The genus Artemia ([Fig. 55]), among the Anostraca, is peculiar in its habitat; for, while most of the Branchiopoda inhabit fresh or brackish water, it flourishes in concentrated brine. In the South of Europe it is found, as it was formerly in England, in the shallow ponds in which sea-water is exposed to evaporation for the manufacture of salt, and in these it occurs in such numbers as to give the water a reddish colour. It is also found in salt lakes, like the Great Salt Lake of Utah, in the United States, and in many other parts of the world.
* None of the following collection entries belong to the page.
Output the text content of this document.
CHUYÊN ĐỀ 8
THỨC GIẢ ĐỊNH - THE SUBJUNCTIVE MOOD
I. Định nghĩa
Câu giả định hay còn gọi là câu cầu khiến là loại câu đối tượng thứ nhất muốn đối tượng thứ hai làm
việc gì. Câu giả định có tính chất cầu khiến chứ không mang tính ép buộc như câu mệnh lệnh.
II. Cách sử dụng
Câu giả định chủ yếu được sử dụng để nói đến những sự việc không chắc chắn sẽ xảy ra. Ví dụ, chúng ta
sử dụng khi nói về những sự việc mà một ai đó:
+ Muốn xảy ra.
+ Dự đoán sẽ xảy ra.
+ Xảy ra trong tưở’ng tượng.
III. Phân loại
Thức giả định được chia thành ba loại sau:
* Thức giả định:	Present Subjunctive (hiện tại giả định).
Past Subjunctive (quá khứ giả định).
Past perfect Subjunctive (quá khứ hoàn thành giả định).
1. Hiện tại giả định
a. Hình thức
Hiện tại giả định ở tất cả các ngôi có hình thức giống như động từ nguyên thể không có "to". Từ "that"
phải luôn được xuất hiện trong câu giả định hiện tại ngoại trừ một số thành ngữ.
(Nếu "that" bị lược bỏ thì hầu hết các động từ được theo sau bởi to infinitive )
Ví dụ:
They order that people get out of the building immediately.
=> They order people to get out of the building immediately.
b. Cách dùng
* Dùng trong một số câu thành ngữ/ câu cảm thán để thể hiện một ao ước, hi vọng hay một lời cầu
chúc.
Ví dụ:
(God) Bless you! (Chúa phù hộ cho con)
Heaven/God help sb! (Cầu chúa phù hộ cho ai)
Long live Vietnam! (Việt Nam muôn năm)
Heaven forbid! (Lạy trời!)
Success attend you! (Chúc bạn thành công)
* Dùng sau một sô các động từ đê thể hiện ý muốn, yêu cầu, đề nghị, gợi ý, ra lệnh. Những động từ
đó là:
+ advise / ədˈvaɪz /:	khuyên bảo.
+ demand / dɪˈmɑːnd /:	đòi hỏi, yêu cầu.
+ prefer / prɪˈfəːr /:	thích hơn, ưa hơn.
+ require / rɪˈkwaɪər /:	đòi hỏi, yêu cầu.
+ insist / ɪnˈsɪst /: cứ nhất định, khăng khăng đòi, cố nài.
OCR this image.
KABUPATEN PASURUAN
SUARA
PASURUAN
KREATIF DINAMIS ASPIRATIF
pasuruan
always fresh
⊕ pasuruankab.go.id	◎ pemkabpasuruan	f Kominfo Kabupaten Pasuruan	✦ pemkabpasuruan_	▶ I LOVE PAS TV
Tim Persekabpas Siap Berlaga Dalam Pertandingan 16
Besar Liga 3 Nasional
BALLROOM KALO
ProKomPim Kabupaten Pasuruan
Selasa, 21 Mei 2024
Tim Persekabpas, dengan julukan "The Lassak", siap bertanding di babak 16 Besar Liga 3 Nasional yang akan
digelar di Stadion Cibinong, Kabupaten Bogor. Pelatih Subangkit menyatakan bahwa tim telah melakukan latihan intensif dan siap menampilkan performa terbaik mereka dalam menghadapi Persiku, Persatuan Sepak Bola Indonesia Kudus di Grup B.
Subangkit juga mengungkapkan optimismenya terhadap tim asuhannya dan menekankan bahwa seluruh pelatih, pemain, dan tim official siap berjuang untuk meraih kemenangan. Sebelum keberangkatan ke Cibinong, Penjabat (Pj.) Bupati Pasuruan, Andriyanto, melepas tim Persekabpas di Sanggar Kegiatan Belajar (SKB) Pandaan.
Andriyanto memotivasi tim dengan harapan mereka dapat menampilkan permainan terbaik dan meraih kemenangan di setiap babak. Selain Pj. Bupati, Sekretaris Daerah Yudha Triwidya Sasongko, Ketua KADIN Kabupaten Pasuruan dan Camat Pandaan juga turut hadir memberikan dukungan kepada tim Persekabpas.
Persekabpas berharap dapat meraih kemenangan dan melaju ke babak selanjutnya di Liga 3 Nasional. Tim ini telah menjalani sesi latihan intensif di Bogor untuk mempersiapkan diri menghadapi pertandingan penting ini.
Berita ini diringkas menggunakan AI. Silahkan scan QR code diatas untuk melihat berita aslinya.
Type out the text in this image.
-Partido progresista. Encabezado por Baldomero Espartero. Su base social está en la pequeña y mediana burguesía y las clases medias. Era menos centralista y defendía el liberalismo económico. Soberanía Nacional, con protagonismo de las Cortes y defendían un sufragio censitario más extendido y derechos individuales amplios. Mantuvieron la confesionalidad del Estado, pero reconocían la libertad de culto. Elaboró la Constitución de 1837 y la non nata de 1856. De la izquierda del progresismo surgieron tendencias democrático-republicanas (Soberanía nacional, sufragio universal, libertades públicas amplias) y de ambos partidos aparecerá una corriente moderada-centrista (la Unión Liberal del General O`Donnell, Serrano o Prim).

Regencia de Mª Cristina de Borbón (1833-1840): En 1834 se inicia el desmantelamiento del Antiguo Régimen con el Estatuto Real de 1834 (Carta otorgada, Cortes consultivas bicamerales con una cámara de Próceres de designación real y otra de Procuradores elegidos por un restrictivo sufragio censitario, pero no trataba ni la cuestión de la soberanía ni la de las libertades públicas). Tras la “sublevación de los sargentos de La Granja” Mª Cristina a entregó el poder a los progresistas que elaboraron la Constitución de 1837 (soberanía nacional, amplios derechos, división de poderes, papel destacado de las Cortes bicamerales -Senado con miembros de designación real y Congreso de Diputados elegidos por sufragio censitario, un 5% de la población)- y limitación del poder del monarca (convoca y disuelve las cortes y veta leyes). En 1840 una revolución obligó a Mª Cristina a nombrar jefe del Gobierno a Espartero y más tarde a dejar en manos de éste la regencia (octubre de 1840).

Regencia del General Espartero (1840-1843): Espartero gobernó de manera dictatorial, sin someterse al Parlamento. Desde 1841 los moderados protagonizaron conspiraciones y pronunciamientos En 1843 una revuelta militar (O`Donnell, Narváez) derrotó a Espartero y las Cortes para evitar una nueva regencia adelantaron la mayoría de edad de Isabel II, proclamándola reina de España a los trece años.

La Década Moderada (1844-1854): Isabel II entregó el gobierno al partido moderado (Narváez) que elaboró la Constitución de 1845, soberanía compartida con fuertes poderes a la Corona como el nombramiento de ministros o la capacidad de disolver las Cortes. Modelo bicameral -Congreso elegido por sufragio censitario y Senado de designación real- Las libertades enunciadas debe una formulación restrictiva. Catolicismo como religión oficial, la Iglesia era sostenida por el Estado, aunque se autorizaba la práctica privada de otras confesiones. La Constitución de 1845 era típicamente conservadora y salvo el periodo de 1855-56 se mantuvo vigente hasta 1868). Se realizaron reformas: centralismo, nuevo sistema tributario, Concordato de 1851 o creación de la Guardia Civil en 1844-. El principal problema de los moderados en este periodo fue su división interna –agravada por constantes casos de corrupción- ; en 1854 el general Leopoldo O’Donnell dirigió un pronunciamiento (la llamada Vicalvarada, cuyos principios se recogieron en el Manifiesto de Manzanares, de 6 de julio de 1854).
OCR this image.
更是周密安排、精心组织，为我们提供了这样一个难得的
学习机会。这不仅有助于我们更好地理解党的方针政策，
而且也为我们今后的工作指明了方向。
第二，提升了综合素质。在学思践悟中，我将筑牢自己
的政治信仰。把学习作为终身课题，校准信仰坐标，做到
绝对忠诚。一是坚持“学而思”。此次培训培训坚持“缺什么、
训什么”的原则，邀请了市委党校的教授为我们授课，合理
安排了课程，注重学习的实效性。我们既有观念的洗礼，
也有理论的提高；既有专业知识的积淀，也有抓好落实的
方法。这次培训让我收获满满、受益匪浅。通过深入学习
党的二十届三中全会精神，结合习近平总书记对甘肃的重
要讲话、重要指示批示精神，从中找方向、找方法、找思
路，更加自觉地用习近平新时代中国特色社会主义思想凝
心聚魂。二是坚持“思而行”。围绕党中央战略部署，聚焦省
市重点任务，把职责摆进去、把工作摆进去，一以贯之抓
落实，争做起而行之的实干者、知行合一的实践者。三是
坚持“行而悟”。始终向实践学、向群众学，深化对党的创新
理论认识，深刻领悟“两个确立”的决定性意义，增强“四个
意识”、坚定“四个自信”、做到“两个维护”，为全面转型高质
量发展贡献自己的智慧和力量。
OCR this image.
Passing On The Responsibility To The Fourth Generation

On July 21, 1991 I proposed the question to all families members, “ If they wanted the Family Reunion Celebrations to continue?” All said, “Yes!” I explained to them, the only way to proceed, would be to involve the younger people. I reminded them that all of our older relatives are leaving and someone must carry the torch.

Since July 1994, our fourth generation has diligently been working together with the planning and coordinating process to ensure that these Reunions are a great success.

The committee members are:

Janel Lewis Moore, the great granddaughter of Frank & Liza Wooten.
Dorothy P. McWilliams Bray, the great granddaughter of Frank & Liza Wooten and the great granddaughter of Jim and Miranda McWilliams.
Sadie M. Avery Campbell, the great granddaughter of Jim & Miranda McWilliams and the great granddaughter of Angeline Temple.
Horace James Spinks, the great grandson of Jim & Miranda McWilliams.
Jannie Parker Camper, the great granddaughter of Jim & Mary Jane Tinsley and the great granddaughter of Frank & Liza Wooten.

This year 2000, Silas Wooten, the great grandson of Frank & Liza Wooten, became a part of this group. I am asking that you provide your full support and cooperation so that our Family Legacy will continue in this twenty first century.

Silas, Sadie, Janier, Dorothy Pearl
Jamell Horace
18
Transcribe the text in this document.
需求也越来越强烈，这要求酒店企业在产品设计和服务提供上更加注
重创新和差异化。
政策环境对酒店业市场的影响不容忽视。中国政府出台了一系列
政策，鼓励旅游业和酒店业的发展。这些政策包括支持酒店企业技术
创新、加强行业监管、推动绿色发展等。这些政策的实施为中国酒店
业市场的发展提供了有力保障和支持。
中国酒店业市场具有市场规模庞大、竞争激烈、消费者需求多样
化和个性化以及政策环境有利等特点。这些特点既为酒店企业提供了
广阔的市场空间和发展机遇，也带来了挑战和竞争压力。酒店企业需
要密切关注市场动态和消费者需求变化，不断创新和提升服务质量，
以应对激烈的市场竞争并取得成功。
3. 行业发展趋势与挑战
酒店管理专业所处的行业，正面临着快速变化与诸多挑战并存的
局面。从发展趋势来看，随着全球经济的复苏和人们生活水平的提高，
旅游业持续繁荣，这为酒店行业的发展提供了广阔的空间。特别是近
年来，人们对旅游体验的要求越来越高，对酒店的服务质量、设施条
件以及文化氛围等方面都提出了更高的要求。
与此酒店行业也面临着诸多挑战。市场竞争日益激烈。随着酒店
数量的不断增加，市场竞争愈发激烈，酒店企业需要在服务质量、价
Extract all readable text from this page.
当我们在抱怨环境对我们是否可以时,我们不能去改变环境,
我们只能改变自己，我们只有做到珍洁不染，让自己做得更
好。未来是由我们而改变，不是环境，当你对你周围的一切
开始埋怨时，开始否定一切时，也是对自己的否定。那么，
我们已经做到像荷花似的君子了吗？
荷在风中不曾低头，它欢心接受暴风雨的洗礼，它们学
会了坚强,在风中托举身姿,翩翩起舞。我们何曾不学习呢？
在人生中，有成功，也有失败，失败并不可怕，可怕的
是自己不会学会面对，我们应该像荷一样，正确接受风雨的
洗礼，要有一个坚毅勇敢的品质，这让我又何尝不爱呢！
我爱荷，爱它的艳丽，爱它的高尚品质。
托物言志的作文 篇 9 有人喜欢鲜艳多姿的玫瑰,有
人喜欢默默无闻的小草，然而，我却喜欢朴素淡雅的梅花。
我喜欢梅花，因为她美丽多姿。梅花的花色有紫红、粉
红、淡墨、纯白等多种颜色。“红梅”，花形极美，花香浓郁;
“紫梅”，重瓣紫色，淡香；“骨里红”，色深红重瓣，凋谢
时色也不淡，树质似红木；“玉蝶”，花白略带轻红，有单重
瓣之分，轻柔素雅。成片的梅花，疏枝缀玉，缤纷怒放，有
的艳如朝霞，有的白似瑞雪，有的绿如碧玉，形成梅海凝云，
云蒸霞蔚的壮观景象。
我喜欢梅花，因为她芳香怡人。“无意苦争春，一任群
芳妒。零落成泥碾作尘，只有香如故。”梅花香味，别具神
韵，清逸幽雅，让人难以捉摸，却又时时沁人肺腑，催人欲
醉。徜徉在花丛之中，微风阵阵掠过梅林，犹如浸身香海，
The specimens from different localities often differ considerably, especially in the form of the tail-lobes; but it has been shown that these differences are more or less directly correlated with the degree of salinity of the water in which the animals live, and it is probable that the forms which have been described are all variations of a single cosmopolitan species ranging from Greenland to Australia, and from the West Indies to Central Asia. Artemia is the only one of the Anostraca that is known to be parthenogenetic, some colonies consisting entirely of females, while in others males are abundant. The reddish colour above alluded to is found also in Branchipus, Apus, and other Branchiopoda, and is due, as Sir Ray Lankester first showed, to the presence in the body-fluids of hæmoglobin, the red colouring matter of the blood of Vertebrates, which is important in the process of respiration.

Fig. 57—A Water-flea, (Daphnia pulex), Female, with Ephippium containing Two "Resting Eggs." × 20. (Partly after Lilljeborg.)

The Antenna is cut short. Compare [Fig. 12], p. 37.